Editor’s Update: Although this algorithm can be a useful starting point to understand concepts, it is worth noting that it can have trouble reaching the high recall levels we demand for eDiscovery. For more on this topic please see the excellent article TAR, Proportionality, and Bad Algorithms (1-NN) by Bill Dimm.

Extract from an article by Gregory Stein (Published on the Caches to Caches Blog)

Roughly a year and a half ago, I had the privilege of taking a graduate “Introduction to Machine Learning” course under the tutelage of the fantastic Professor Leslie Kaelbling.

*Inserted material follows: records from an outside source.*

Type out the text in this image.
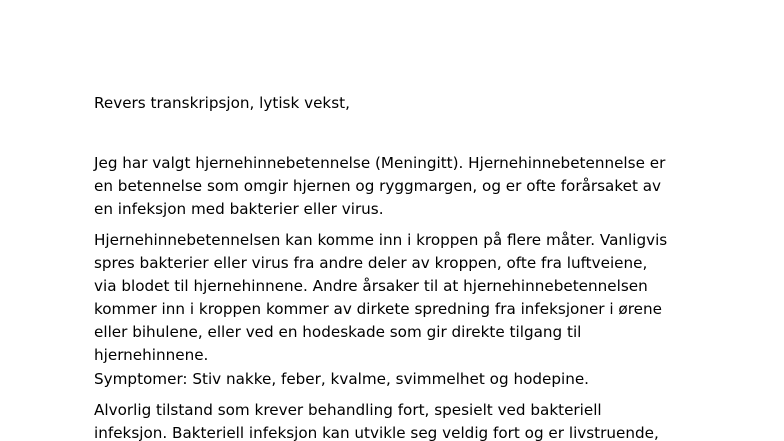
Revers transkripsjon, lytisk vekst,
Jeg har valgt hjernehinnebetennelse (Meningitt). Hjernehinnebetennelse er
en betennelse som omgir hjernen og ryggmargen, og er ofte forårsaket av
en infeksjon med bakterier eller virus.
Hjernehinnebetennelsen kan komme inn i kroppen på flere måter. Vanligvis
spres bakterier eller virus fra andre deler av kroppen, ofte fra luftveiene,
via blodet til hjernehinnene. Andre årsaker til at hjernehinnebetennelsen
kommer inn i kroppen kommer av dirkete spredning fra infeksjoner i ørene
eller bihulene, eller ved en hodeskade som gir direkte tilgang til
hjernehinnene.
Symptomer: Stiv nakke, feber, kvalme, svimmelhet og hodepine.
Alvorlig tilstand som krever behandling fort, spesielt ved bakteriell
infeksjon. Bakteriell infeksjon kan utvikle seg veldig fort og er livstruende,
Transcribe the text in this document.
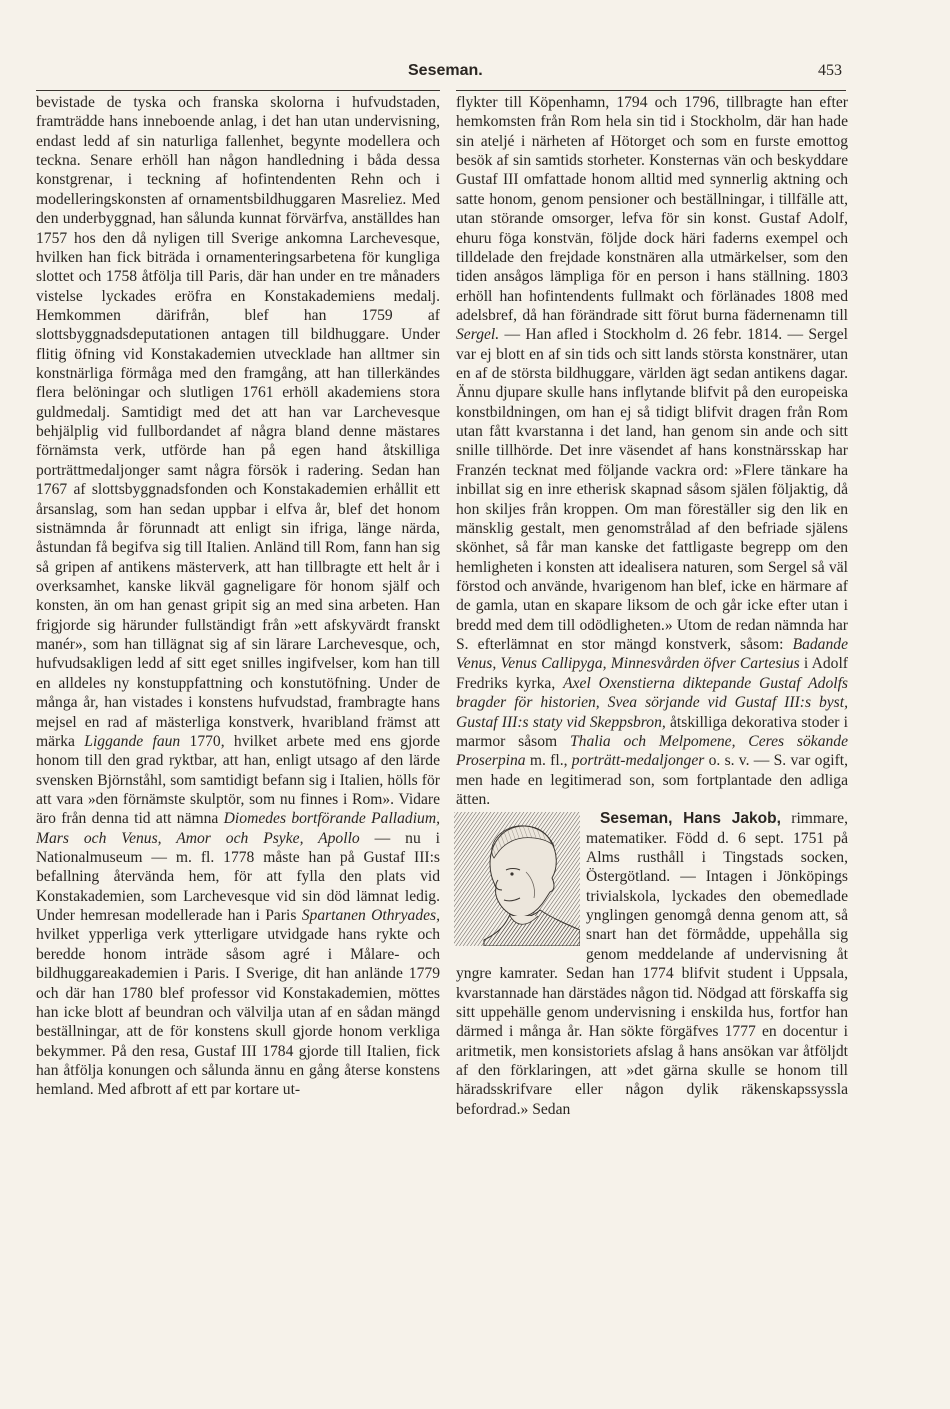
Seseman.	453

bevistade de tyska och franska skolorna i hufvudstaden, framträdde hans inneboende anlag, i det han utan undervisning, endast ledd af sin naturliga fallenhet, begynte modellera och teckna. Senare erhöll han någon handledning i båda dessa konstgrenar, i teckning af hofintendenten Rehn och i modelleringskonsten af ornamentsbildhuggaren Masreliez. Med den underbyggnad, han sålunda kunnat förvärfva, anställdes han 1757 hos den då nyligen till Sverige ankomna Larchevesque, hvilken han fick biträda i ornamenteringsarbetena för kungliga slottet och 1758 åtfölja till Paris, där han under en tre månaders vistelse lyckades eröfra en Konstakademiens medalj. Hemkommen därifrån, blef han 1759 af slottsbyggnadsdeputationen antagen till bildhuggare. Under flitig öfning vid Konstakademien utvecklade han alltmer sin konstnärliga förmåga med den framgång, att han tillerkändes flera belöningar och slutligen 1761 erhöll akademiens stora guldmedalj. Samtidigt med det att han var Larchevesque behjälplig vid fullbordandet af några bland denne mästares förnämsta verk, utförde han på egen hand åtskilliga porträttmedaljonger samt några försök i radering. Sedan han 1767 af slottsbyggnadsfonden och Konstakademien erhållit ett årsanslag, som han sedan uppbar i elfva år, blef det honom sistnämnda år förunnadt att enligt sin ifriga, länge närda, åstundan få begifva sig till Italien. Anländ till Rom, fann han sig så gripen af antikens mästerverk, att han tillbragte ett helt år i overksamhet, kanske likväl gagneligare för honom själf och konsten, än om han genast gripit sig an med sina arbeten. Han frigjorde sig härunder fullständigt från »ett afskyvärdt franskt manér», som han tillägnat sig af sin lärare Larchevesque, och, hufvudsakligen ledd af sitt eget snilles ingifvelser, kom han till en alldeles ny konstuppfattning och konstutöfning. Under de många år, han vistades i konstens hufvudstad, frambragte hans mejsel en rad af mästerliga konstverk, hvaribland främst att märka Liggande faun 1770, hvilket arbete med ens gjorde honom till den grad ryktbar, att han, enligt utsago af den lärde svensken Björnståhl, som samtidigt befann sig i Italien, hölls för att vara »den förnämste skulptör, som nu finnes i Rom». Vidare äro från denna tid att nämna Diomedes bortförande Palladium, Mars och Venus, Amor och Psyke, Apollo — nu i Nationalmuseum — m. fl. 1778 måste han på Gustaf III:s befallning återvända hem, för att fylla den plats vid Konstakademien, som Larchevesque vid sin död lämnat ledig. Under hemresan modellerade han i Paris Spartanen Othryades, hvilket ypperliga verk ytterligare utvidgade hans rykte och beredde honom inträde såsom agré i Målare- och bildhuggareakademien i Paris. I Sverige, dit han anlände 1779 och där han 1780 blef professor vid Konstakademien, möttes han icke blott af beundran och välvilja utan af en sådan mängd beställningar, att de för konstens skull gjorde honom verkliga bekymmer. På den resa, Gustaf III 1784 gjorde till Italien, fick han åtfölja konungen och sålunda ännu en gång återse konstens hemland. Med afbrott af ett par kortare ut-

flykter till Köpenhamn, 1794 och 1796, tillbragte han efter hemkomsten från Rom hela sin tid i Stockholm, där han hade sin ateljé i närheten af Hötorget och som en furste emottog besök af sin samtids storheter. Konsternas vän och beskyddare Gustaf III omfattade honom alltid med synnerlig aktning och satte honom, genom pensioner och beställningar, i tillfälle att, utan störande omsorger, lefva för sin konst. Gustaf Adolf, ehuru föga konstvän, följde dock häri faderns exempel och tilldelade den frejdade konstnären alla utmärkelser, som den tiden ansågos lämpliga för en person i hans ställning. 1803 erhöll han hofintendents fullmakt och förlänades 1808 med adelsbref, då han förändrade sitt förut burna fädernenamn till Sergel. — Han afled i Stockholm d. 26 febr. 1814. — Sergel var ej blott en af sin tids och sitt lands största konstnärer, utan en af de största bildhuggare, världen ägt sedan antikens dagar. Ännu djupare skulle hans inflytande blifvit på den europeiska konstbildningen, om han ej så tidigt blifvit dragen från Rom utan fått kvarstanna i det land, han genom sin ande och sitt snille tillhörde. Det inre väsendet af hans konstnärsskap har Franzén tecknat med följande vackra ord: »Flere tänkare ha inbillat sig en inre etherisk skapnad såsom själen följaktig, då hon skiljes från kroppen. Om man föreställer sig den lik en mänsklig gestalt, men genomstrålad af den befriade själens skönhet, så får man kanske det fattligaste begrepp om den hemligheten i konsten att idealisera naturen, som Sergel så väl förstod och använde, hvarigenom han blef, icke en härmare af de gamla, utan en skapare liksom de och går icke efter utan i bredd med dem till odödligheten.» Utom de redan nämnda har S. efterlämnat en stor mängd konstverk, såsom: Badande Venus, Venus Callipyga, Minnesvården öfver Cartesius i Adolf Fredriks kyrka, Axel Oxenstierna diktерande Gustaf Adolfs bragder för historien, Svea sörjande vid Gustaf III:s byst, Gustaf III:s staty vid Skeppsbron, åtskilliga dekorativa stoder i marmor såsom Thalia och Melpomene, Ceres sökande Proserpina m. fl., porträtt-medaljonger o. s. v. — S. var ogift, men hade en legitimerad son, som fortplantade den adliga ätten.

Seseman, Hans Jakob, rimmare, matematiker. Född d. 6 sept. 1751 på Alms rusthåll i Tingstads socken, Östergötland. — Intagen i Jönköpings trivialskola, lyckades den obemedlade ynglingen genomgå denna genom att, så snart han det förmådde, uppehålla sig genom meddelande af undervisning åt yngre kamrater. Sedan han 1774 blifvit student i Uppsala, kvarstannade han därstädes någon tid. Nödgad att förskaffa sig sitt uppehälle genom undervisning i enskilda hus, fortfor han därmed i många år. Han sökte förgäfves 1777 en docentur i aritmetik, men konsistoriets afslag å hans ansökan var åtföljdt af den förklaringen, att »det gärna skulle se honom till häradsskrifvare eller någon dylik räkenskapssyssla befordrad.» Sedan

While I learned a great deal over the course of the semester, there was one minor point that she made to the class which stuck with me more than I expected it to at the time: before using a really fancy or sophisticated or “in-vogue” machine learning algorithm to solve your problem, try a simple Nearest Neighbor Search first.

Let’s say I gave you a bunch of data points, each with a location in space and a value, and then asked you to predict the value of a new point in space. What would you do? Perhaps the values of you data are binary (just +s and -s) and you’ve heard of Support Vector Machines. Should you give that a shot? Maybe the values are continuously valued (anything on the real number line) and you feel like giving Linear Regression a whirl. Or you’ve heard of the ongoing Deep Learning Revolution and feel sufficiently bold as to tackle this problem with a Neural Net.

…or you could simply find the closest point in your dataset to the one you’re interested in and offer up the value of this “nearest neighbor”. A Nearest Neighbor Search is perhaps the simplest procedure you might conceive of if presented with a machine-learning-type problem while under the influence of some sort of generalized “veil of ignorance”. Though there exist slightly more complicated variations in the algorithm, the basic principle of all of them is effectively the same.